The company’s loyalty systems Payback$ and Copper Club, as well as gift card systems, have been affected by the outage, Boucher said in the email. But he added that the inability to offer rewards points and process gift cards is not a reflection on the company’s health. Great New Hampshire Restaurants is offering IOUs on loyalty points to customers until the problem is fixed.

NCR said when it learned about the attack, the company “immediately started contacting customers, enacted its cybersecurity protocol and engaged outside experts to contain the incident and begin the recovery process. The investigation into the incident includes NCR experts, external forensic cybersecurity experts and federal law enforcement.”

Boucher

Boucher said, “In the beginning, no one knew what was happening, and so we were under the impression that within hours, maybe a day, we would be back up and running.” He said it wasn’t until the April 17 news release from NCR that the extent of the issue was known. He said that NCR has given them a “hopeful” completion date of April 25.

“As difficult as this has been, we understand there were some restaurants throughout the country that could not function at all, their ordering systems have been completely locked up through this, and so they were understandably NCR’s priority for a fix,” Boucher said. “Thankfully, NCR has completed that phase of this rebuilding project and can move on to securely rebuilding the parts of their system that have affected us.
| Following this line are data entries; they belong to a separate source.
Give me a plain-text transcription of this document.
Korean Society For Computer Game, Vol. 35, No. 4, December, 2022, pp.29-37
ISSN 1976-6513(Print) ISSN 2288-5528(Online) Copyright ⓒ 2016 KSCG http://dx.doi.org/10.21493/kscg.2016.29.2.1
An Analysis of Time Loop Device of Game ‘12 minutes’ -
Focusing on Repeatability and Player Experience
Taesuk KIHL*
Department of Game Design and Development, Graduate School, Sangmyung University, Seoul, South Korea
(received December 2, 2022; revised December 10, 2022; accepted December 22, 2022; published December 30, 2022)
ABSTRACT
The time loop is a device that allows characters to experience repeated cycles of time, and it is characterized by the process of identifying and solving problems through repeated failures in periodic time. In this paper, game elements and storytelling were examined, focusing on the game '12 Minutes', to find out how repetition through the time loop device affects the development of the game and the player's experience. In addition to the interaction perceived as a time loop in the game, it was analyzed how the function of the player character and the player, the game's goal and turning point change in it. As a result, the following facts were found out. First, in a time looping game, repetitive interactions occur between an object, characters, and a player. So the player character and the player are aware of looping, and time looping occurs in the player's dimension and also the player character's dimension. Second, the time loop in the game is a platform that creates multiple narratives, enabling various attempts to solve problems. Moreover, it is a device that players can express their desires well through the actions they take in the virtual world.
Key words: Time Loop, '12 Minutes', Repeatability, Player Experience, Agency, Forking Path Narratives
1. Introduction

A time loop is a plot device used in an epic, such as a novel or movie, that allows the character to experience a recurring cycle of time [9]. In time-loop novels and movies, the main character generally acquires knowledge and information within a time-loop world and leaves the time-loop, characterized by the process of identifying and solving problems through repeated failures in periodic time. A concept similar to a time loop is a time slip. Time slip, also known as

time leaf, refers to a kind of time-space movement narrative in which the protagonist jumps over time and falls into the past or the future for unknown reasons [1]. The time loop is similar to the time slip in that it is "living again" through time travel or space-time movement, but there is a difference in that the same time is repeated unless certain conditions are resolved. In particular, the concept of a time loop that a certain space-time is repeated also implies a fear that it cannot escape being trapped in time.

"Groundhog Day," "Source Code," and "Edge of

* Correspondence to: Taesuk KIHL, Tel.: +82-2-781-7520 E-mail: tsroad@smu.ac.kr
With that said, it is a slow process.”

He added, “We understand this has been frustrating to our guests. Believe me, we are just as frustrated as you.” He said the company is in touch with the New Hampshire attorney general’s office, state Department of Business and Economic Affairs, and the New Hampshire Lodging and Restaurant Association. 

“It is not lost on us that our loyalty and gift card programs are two of our guests’ favorites, outside of our food and service; we know the impact this has had on you, and for that, I truly apologize” Boucher said. He said that the business “is doing everything in its power to expedite a resolution while also respecting the need for NCR to approach this situation in a planned and methodical way to ensure the security and sanctity of their system.”